Pupa Pada Manusia

Di ujung hari yang melelahkan. Sekelompok muda-mudi abu-abu putih, siapkan diri untuk melangkah lebih jauh. Mulai mempersiapkan diri untuk bangun dari dunia mimpi yang penuh histori, fantasi, dan teka-teki. Sejauh yang mereka tahu, bahagia dan berbagi adalah yang luar biasa menyenangkan. Kadang juga diwarnai dengan pahitnya pertengkaran karena berbagai alasan yang mereka ingin kala itu, hanya tersenyum menatap dunia. Tanpa tersadar kawan yang memjadi mitra hakikatnya adalah pesaing, pemicunya adalah rasa persahabatan. Ya, persahabatan merupakan jalinan yang kuat, yang sulit membaca apa itu persaingan, dan sukar memahami apa itu perpisahan. Mungkin ini yang lazim dirasakan oleh mereka. Tak dapat dipungkiri, persahabatan muncul karena interaksi, yaitu proses awal memberi kesan pada orang lain. Di sinilah rasa percaya dan rasa mengasihi terjalin dalam diri manusia.

Hal inilah yang menjadi salah satu faktor penyebab mengapa anak abu-abu putih sulit menerima adanya perpisahan, bila mengingat masa-masa di dalam kelas, goresan cerita di depan gerbang sekolah, di kantin, di perpustakaan, di lab atau mungkin di kamar mandi sekolah. Pada kenyataanyd dunia nyata dan perjuangan yang sesungguhnya telah menanti mereka di luar sana. Harapan baru terbuka luas.

Kembali pada tujuan. Mencapai kata "LULUS" merupakan tujuan utamj sekalipun harus ditempuh dengan berbagai kesulitan yang membosankan, seperti masa orientasi, mengikuti pelajaran yang membosankan selama 3 tahun, ujian, dan kesulitan lain yang harus mengorbankan waktu, tenaga dan uang. Ketika tujuan telah tercapai mereka harus merelakan persahabatan, kenangan, dan pertemuan. Kadang ada pula yang enggan bangun dari tidur panjangnya. Tapi setuju ataupun tidak, semua harus mengalami ini dengan maksud dan tujuan yang berbeda yaitu MEWUJUDKAN MIMPI.

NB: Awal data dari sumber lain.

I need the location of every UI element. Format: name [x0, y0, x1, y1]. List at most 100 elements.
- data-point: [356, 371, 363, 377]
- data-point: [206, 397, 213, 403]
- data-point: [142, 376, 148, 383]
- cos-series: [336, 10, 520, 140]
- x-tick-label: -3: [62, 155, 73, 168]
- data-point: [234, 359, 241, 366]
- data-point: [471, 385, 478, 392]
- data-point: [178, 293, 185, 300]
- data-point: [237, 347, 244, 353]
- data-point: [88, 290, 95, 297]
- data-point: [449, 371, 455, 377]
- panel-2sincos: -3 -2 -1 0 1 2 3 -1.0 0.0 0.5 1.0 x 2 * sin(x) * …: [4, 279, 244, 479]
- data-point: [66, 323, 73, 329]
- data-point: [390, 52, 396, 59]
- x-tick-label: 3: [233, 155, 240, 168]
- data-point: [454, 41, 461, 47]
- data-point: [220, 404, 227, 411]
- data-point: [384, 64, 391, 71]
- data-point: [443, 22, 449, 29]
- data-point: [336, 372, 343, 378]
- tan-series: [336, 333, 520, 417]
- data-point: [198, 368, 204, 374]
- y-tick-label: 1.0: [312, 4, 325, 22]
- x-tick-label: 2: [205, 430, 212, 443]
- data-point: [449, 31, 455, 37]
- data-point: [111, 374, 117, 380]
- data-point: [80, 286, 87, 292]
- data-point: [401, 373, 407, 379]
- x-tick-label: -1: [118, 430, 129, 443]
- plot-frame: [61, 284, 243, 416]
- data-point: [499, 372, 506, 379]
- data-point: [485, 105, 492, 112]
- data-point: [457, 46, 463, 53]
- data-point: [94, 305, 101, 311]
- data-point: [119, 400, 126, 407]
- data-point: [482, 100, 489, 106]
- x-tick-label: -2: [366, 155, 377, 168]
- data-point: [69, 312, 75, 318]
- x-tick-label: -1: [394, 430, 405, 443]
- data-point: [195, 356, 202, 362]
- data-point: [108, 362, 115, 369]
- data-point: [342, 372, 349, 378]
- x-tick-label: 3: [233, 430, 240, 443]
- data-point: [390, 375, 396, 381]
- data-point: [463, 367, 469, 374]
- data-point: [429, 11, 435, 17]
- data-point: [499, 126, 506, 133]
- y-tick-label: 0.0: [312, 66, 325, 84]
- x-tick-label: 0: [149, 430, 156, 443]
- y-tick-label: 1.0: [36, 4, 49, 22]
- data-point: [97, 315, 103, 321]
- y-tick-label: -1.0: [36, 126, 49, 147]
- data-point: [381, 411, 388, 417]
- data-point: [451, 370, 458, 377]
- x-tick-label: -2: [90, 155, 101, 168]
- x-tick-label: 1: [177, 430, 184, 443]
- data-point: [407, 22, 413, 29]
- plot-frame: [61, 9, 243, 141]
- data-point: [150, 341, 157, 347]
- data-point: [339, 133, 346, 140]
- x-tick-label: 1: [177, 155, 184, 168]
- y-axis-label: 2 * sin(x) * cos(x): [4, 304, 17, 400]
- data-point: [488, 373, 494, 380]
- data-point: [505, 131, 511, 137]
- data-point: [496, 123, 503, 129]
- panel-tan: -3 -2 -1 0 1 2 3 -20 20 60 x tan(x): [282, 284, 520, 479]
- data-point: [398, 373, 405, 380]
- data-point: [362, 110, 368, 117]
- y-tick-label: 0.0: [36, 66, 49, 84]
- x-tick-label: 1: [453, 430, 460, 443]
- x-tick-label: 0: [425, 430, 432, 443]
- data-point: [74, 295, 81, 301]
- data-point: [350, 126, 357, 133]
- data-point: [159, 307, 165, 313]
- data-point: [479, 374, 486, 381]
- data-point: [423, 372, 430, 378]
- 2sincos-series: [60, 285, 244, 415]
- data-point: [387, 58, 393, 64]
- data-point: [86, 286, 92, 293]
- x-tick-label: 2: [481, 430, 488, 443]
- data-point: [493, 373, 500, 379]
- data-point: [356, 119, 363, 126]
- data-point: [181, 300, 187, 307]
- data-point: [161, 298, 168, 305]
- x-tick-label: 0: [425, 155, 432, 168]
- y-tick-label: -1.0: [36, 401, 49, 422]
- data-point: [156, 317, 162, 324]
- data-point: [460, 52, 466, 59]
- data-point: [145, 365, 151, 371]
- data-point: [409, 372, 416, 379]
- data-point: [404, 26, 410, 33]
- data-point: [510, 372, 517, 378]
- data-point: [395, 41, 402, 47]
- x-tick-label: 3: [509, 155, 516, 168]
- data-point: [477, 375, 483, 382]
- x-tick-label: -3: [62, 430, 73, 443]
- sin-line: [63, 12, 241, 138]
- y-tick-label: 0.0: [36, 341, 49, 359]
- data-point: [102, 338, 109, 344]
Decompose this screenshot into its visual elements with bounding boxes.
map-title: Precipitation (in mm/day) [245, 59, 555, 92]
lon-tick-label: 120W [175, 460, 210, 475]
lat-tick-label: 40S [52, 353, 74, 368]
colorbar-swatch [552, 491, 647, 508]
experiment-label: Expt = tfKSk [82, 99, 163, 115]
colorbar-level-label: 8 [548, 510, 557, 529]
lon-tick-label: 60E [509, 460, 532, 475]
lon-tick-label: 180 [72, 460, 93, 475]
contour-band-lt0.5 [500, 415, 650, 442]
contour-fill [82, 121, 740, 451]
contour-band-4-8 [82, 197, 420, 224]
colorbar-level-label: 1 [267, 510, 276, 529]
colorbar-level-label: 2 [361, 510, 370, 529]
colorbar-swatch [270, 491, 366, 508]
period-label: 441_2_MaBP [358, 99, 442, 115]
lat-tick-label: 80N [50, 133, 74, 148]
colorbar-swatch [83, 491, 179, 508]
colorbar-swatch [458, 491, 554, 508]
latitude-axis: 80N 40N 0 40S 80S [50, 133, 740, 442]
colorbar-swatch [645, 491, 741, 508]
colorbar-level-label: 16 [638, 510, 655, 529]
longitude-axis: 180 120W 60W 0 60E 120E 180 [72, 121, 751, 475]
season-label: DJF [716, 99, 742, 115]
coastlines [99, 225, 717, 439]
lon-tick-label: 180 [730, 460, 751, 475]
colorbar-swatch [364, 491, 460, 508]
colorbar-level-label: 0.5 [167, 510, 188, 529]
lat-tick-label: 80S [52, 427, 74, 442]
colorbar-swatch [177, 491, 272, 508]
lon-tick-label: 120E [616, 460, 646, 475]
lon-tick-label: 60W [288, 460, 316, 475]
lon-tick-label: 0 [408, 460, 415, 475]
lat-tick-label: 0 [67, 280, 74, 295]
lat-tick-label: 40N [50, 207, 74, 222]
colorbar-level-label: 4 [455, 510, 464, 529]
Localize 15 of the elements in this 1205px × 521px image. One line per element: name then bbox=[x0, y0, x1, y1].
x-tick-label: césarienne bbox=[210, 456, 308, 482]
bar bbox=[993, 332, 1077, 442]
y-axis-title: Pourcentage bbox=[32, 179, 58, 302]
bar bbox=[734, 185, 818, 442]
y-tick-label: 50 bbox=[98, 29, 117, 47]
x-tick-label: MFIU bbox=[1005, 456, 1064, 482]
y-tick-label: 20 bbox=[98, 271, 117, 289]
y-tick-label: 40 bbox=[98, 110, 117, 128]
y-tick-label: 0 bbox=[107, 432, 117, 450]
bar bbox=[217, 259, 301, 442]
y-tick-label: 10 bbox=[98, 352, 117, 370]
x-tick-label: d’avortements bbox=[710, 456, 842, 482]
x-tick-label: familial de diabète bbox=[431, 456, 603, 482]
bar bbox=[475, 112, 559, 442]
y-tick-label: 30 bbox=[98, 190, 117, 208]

Tapi setuju atau tidak, semua harus mengalami ini dengan maksud dan tujuan yang berbeda yaitu mewujudkan mimpi yang dibangun sekian lama. Setelah masa abu-abu putih berlalu, semua harus dapat menentukan arah sendiri kemana akan melangkah. Tak lagi belajar mengenai materi pelajaran tapi mulai belajar untuk teguh dala pendirian, berjalan lurus di atas prinsip, sekalipun dihimpit dengan beribu bahkan berjuta keraguan. Mulai untuk kritis pada keadaan yang mulai tak sesuai dengan yang seharusnya. Selain itu, pelajaran dalam hidup yang sesungguhnya adalah mencari tahu apa yang penting dan apa yang paling penting dalam menjalani kehidupan, menyadarkan diri sendiri tentang apa itu rasa aman dan apa itu bahaya yang mengancam.

Fase abu-abu putih adalah fase simulasi terhadap idividu sebagai pondasi dan bekal anak negri untuk menjalani kerasnya hidup. Menjadi jembatan untuk melihat gambaran asa dan hidup di masa yang akan datang. Membuka jalan yang selebar-lebarnya guna mempermudah menyusun strategi sosial masyarakat. Masa ini memang memberi bekas teramat dalam pada diri seseorang yang menjalaninya. Simulasi yang diterapkan memberi corak dan warna yang berbeda-beda. Di sini dapat dijabarkan, mendengar dan melihat materi pelajaran merupakan simulasi melatih kesabaran dan ketelatenan. Ulangan harian, merupakam simulasi uji kefahaman dan pengertian. Piket adalah simulasi dari pengembangan tanggung jawab. Diskusi merupakan simulasi dari solidaritas, kerjasama dan berpendapat. Kerja kelompok adalah simulasi dari kekompakan dan arti pertemanan. UN, merupakan simulasi dari persaingan yang ketat. Uraian itu seolah menggambarkan hal-hal yang harus dihadapi oleh setiap orang pada akhirnya. Yang menjadi ciri berbeda dari simulasi dan reality terletak di berbagai hal antaranya, simulasi berujung pada nilai akademik, sementara reality adalah penilaian di dalam bermasyarakat . 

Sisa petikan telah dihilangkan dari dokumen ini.